Liberation 75: Why Occupation Islanders need free transport
















Reg Langlois was on Facebook the other day, asking what was being done for those who were here during the Occupation. While it is important that if Liberation day is to continue, it must engage with everyone who has made Jersey their home, young and old alike, he did have a point.

I told him that there was an event on in our own Parish: “Come to the Parish Hall at 3.30 pm. St Brelade is doing something. Wartime era songs from the Optimistic Voices. Be great to see you there!”
  
His reply:  “Big deal...........I am sure that the Optimistic Voices are very good. But I think that most of us will not be here ten years time, and I think that something special should have been done for all of us that's left, now.........I would like to suggest that we were treated to a slap-lunch (war time food) and war time style entertainment at Fort Regent with free transport both ways.”

Now there is a certain amount of nonsense in this remark, for as he well knows wartime food in Jersey would have hardly been able to provide anything like a slap up lunch!

Even at the start of the Occupation there would have been rationing.  By the time we get to 1942 or 1943 we find that food substitutes are becoming the order of the day.

As the Occupation Society archivist Colin Isherwood noted in 2015, “'Substitute foods were essential to help bolster ever-dwindling rations during the Occupation. People were forced to improvise. By 1942, food and general goods were in such short supply that a black market emerged and bartering became the most popular method of obtaining produce or supplies.”

Parsnip coffee, carrot tea, were the order of the day by 1941, and at that time, only 1 lb of jam was available on ration, and only then once every eight weeks.

The food situation in Jersey - especially after the Normandy landings and the supply chain being cut off - was considerably worse than in England. As Colin notes, “By the end of the Occupation, an adult in Jersey was consuming just 1,137 calories per day compared to an average of 3,500 calories per day on the mainland).” Not much chance of a slap up meal with that war time food.

Now every year, the Town Hall in St Helier provides of course a special breakfast for those who were here during the Occupation.  This of course is a precursor to the Liberation ceremony in Liberation Square for which seats are available for those who were here during the Occupation should they wish to go.

But this brings me to a very real point where I think Reg does hit the nail on the head, and I do agree with him!

Most of those who were here during the Occupation are elderly, frail and unable to drive themselves to Occupation events.  Moreover even should they be fortunate enough to be close to a main bus route, the bus service on Liberation Day is a Sunday service - with the limitations that that entails.

I remember that for the 70th Liberation Day celebrations in 2015 (which were held both in Liberation square and in the People's Park) that there were some special coaches put on to take people from parishes into People's Park. Indeed I remember helping one elderly lady with a wheeled walking aid to negotiate the curb and get back to her coach afterwards.

It seems to me that as next year will be the 75th anniversary of Liberation and therefore a significant milestone that thought should be given by each of the Parish Constables or by the States themselves to providing some kind of transportation by coach to any of the events.
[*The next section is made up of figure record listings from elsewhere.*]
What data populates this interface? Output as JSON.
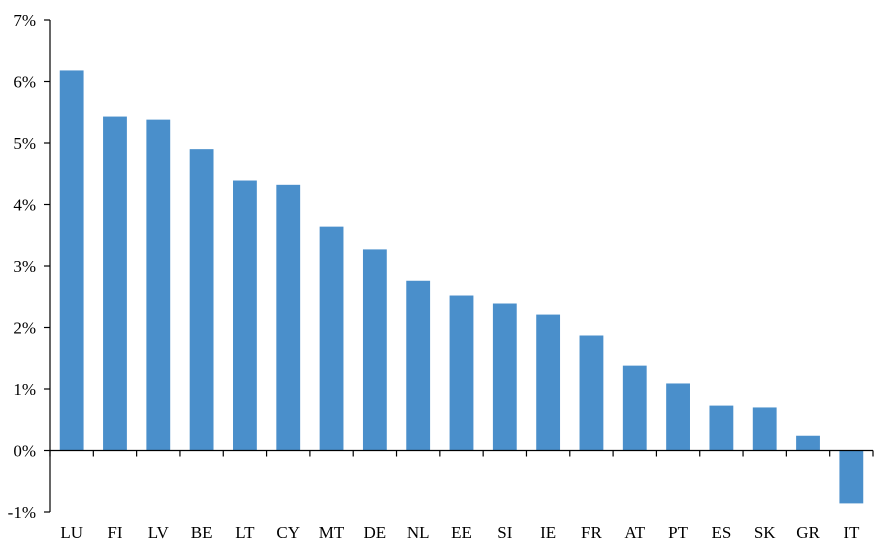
{
  "chart_data": {
    "type": "bar",
    "title": "",
    "xlabel": "",
    "ylabel": "",
    "categories": [
      "LU",
      "FI",
      "LV",
      "BE",
      "LT",
      "CY",
      "MT",
      "DE",
      "NL",
      "EE",
      "SI",
      "IE",
      "FR",
      "AT",
      "PT",
      "ES",
      "SK",
      "GR",
      "IT"
    ],
    "values": [
      6.18,
      5.43,
      5.38,
      4.9,
      4.39,
      4.32,
      3.64,
      3.27,
      2.76,
      2.52,
      2.39,
      2.21,
      1.87,
      1.38,
      1.09,
      0.73,
      0.7,
      0.24,
      -0.86
    ],
    "ylim": [
      -1,
      7
    ],
    "yticks": [
      -1,
      0,
      1,
      2,
      3,
      4,
      5,
      6,
      7
    ],
    "ytick_labels": [
      "-1%",
      "0%",
      "1%",
      "2%",
      "3%",
      "4%",
      "5%",
      "6%",
      "7%"
    ],
    "grid": false,
    "legend": "none",
    "bar_color": "#4a8fcb"
  }
}
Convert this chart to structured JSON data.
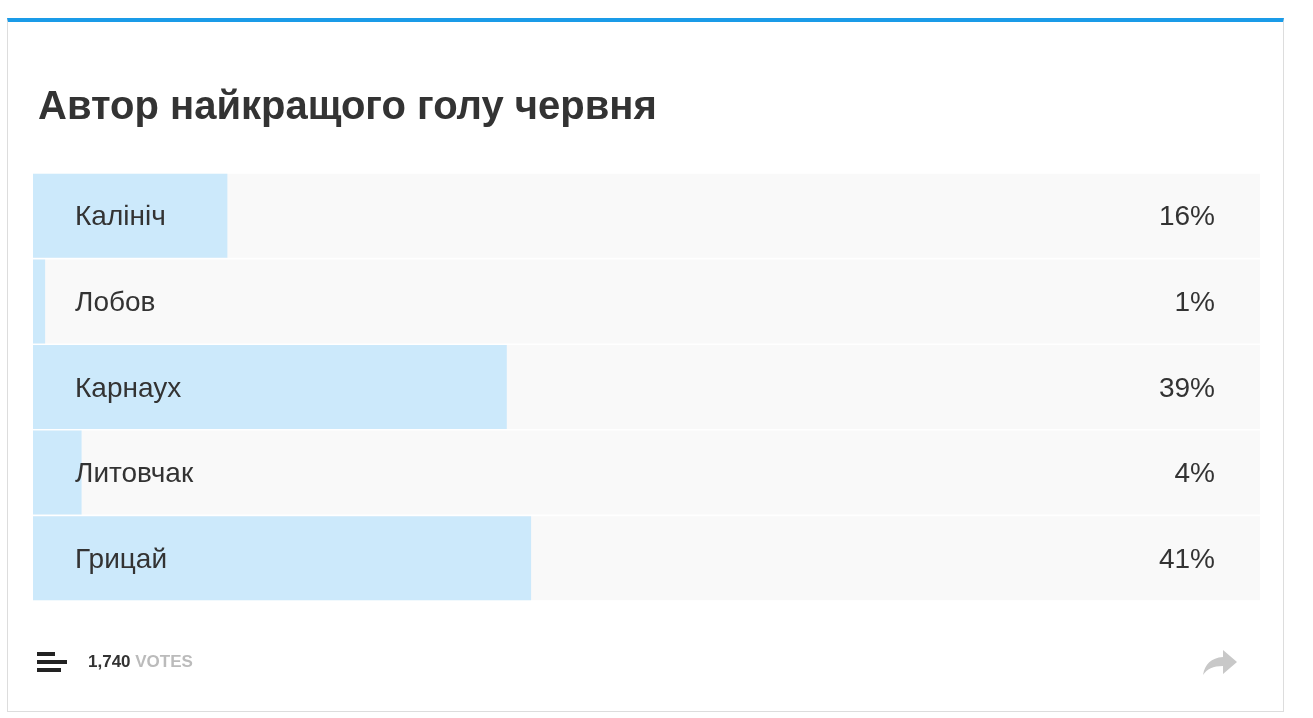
{
  "chart_data": {
    "type": "bar",
    "orientation": "horizontal",
    "title": "Автор найкращого голу червня",
    "categories": [
      "Калініч",
      "Лобов",
      "Карнаух",
      "Литовчак",
      "Грицай"
    ],
    "values": [
      16,
      1,
      39,
      4,
      41
    ],
    "value_labels": [
      "16%",
      "1%",
      "39%",
      "4%",
      "41%"
    ],
    "color": "#cce9fb",
    "annotations": [
      "1,740 VOTES"
    ]
  }
}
This even includes events in their own Parish because it is hard for elderly pensioners to make their own way there - and I do not think it is fair that they should be expected to pay what in effect would be bank holiday rates for taxis. 
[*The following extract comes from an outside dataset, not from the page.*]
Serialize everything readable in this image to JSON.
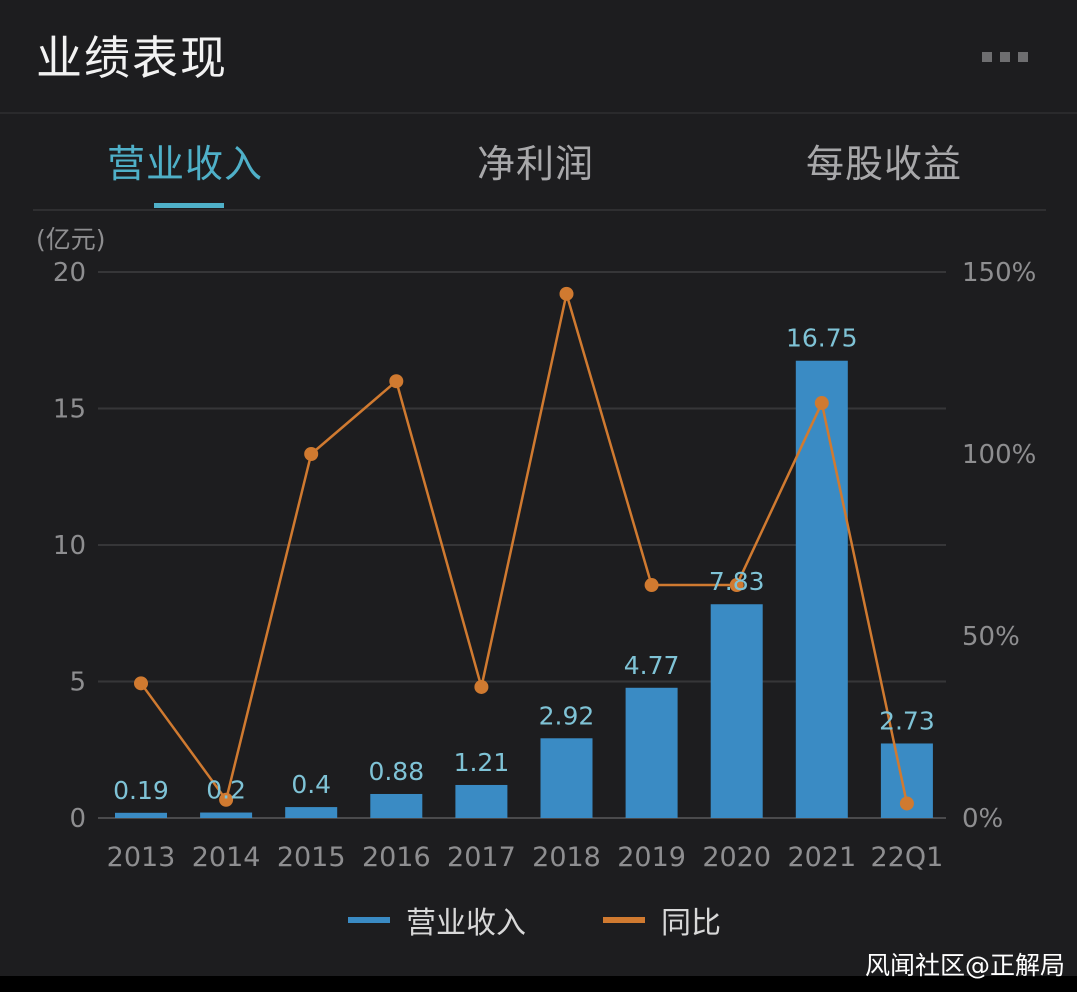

They were here during the war and some due respect should be shown to the fact that they are our last living link to those times.

I would hope therefore that with the plans - as they begin to progress later this year - that thought is given to some kind of transportation probably by coach or minibus so that those who wish to attend events who were here during the occupation can contact their parish hall and get transport allocated to them.

This to my mind would be a far better use of funds than the permanent closing of a road next to Liberation square which seems to me to be nothing but a vanity project and a chance for someone to get their name immortalized on a stone commemorating the event.

As that was to have cost at least £2 million, I am sure that funding would be better spent ensuring that those who were here during the Occupation have suitable transport to enable them to enjoy events, including the breakfast at the Town Hall, should they so wish. 

After all this will probably be one of the last biggest events for the surviving islanders from Occupation times. They need to be given the help they need to take part, if they wish to do so, and you may be surprised how many would like to, but are unable to because of lack of transport.

Elderly people are too often captives in their own homes, unable to move too far because of mobility issues and can feel quite isolated. Putting funds into such a worthwhile transport project would indeed be a mark of liberation!